We need big data to understand the characteristics of patients, procedures, and health care systems that affect bariatric surgery outcomes. We’re working with integrated care systems like Group Health and Kaiser in Northern and Southern California, Oregon, Hawaii, and Colorado. We have partners in the Health Care Systems Research Network and the Veterans Administration. Each has a large population with severe obesity who didn’t have bariatric surgery so we can track outcomes for people who did and did not get surgery.

Our collaboration with Dr. Coleman, in particular, is a unique opportunity. The Southern California population has over 40 percent racial/ethnic minorities. With that diversity, our findings will be meaningful to people across the country.

We recently started a Patient-Centered Outcomes Research Network (PCORnet) study on long-term outcomes from bariatric surgery with more than 60 medical centers across the United States. With that kind of geographic diversity and size—more than 60,000 patients who had bariatric surgery—we hope to learn much more about how well different bariatric procedures work and if some groups of patients are best suited to certain procedures.

GHRI’s strength in these partnerships is our proven expertise and leadership in studies with multisite data. GHRI has the programmers, biostatisticians, analysts, and other scientists who know how to do these large, complex, multisite studies and get results to inform treatment decisions.

Why so many different projects?

Dr. Arterburn: Severe obesity and bariatric surgery affect nearly every organ system. Modern bariatric procedures appear to have effects beyond just weight loss—most are positive, but some are not. For example, we’re starting what will be the largest and longest study to date to simultaneously examine long-term weight loss and regain, surgical complications, and changes in blood pressure and kidney disease, comparing people with severe obesity who did and did not have bariatric surgery.

Focusing on kidney disease is novel because bariatric surgery was not thought to have a dramatic impact on it. But preliminary data suggests that kidney disease may improve with major weight loss. That’s important because now, we can only do few things for people with chronic kidney disease. If they have severe obesity, bariatric surgery might reduce the risk of needing dialysis or a kidney transplant.

We’re also interested in knowing how durable the effects of bariatric surgery are on high blood pressure. If high blood pressure returns, is it related to a weight regain or just a function of age?

What does the future of obesity research and treatment look like to you?

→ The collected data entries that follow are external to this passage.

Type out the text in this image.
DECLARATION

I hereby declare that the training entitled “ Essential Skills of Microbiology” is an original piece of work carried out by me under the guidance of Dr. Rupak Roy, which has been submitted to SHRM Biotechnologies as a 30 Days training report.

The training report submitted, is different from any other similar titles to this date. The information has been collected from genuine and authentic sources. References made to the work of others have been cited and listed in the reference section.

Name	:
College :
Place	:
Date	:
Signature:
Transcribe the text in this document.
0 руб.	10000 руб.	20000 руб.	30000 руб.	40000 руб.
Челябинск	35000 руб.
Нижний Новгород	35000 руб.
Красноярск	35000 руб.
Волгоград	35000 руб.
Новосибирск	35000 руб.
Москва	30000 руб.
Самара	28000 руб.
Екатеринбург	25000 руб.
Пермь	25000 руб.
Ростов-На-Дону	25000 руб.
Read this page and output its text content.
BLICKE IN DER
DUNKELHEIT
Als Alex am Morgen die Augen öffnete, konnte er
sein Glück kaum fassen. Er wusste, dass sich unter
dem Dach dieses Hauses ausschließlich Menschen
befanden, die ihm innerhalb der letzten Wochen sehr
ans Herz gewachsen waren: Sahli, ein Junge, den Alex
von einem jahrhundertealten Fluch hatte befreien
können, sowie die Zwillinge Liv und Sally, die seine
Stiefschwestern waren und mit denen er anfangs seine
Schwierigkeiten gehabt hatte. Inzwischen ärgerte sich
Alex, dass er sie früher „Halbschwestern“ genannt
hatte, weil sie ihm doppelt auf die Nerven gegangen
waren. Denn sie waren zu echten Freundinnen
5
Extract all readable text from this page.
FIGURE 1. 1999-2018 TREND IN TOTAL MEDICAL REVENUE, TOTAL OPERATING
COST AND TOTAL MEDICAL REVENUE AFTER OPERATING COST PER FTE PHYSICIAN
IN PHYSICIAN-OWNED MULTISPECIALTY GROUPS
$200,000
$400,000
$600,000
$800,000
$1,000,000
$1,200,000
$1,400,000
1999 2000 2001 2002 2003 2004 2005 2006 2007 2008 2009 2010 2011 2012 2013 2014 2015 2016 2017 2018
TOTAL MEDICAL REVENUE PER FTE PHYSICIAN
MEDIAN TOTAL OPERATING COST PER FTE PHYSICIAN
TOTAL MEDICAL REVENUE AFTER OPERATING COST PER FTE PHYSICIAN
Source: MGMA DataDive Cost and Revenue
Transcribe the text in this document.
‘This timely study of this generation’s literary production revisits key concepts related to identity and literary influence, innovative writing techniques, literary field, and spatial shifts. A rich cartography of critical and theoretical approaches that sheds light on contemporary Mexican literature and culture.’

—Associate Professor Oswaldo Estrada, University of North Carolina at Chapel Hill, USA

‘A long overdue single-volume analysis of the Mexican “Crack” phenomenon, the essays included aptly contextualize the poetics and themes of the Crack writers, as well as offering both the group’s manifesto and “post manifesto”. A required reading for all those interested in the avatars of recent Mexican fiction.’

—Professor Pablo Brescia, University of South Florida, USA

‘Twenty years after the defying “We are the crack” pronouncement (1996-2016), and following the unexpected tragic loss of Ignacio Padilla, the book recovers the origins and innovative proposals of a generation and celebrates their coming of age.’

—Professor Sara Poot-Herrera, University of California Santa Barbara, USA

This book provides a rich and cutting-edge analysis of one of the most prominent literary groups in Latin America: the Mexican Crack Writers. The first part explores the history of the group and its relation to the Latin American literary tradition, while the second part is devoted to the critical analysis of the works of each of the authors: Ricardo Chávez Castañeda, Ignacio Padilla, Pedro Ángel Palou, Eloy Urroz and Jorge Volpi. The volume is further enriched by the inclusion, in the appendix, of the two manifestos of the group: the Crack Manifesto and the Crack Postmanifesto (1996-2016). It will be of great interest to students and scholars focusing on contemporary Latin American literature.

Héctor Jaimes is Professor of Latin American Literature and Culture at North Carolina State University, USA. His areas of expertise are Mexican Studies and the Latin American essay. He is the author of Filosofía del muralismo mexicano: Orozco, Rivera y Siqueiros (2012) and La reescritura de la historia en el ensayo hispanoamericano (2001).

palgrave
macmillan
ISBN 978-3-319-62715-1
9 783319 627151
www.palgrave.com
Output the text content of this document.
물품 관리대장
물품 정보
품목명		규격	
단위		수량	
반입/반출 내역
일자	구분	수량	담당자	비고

Dr. Arterburn: We need to improve the efficacy and durability of lifestyle and behavioral interventions. Most people don’t want to have bariatric surgery because it permanently changes the way you eat and your relationship with food. Fortunately, we have excellent researchers like Drs. Dori Rosenberg and Paula Lozano studying what works other than surgery for people and families with obesity.

We need to understand what health care systems can do to support people with obesity—what works in the long-term and is cost effective. Our work will help inform policies about bariatric surgery and improve shared decision making about these procedures.

 

Dr. Arterburn’s current obesity research is supported by the National Cancer Institute, the National Institute of Diabetes and Digestive and Kidney Diseases, the National Institute of Aging, and the Patient-Centered Outcomes Research Institute.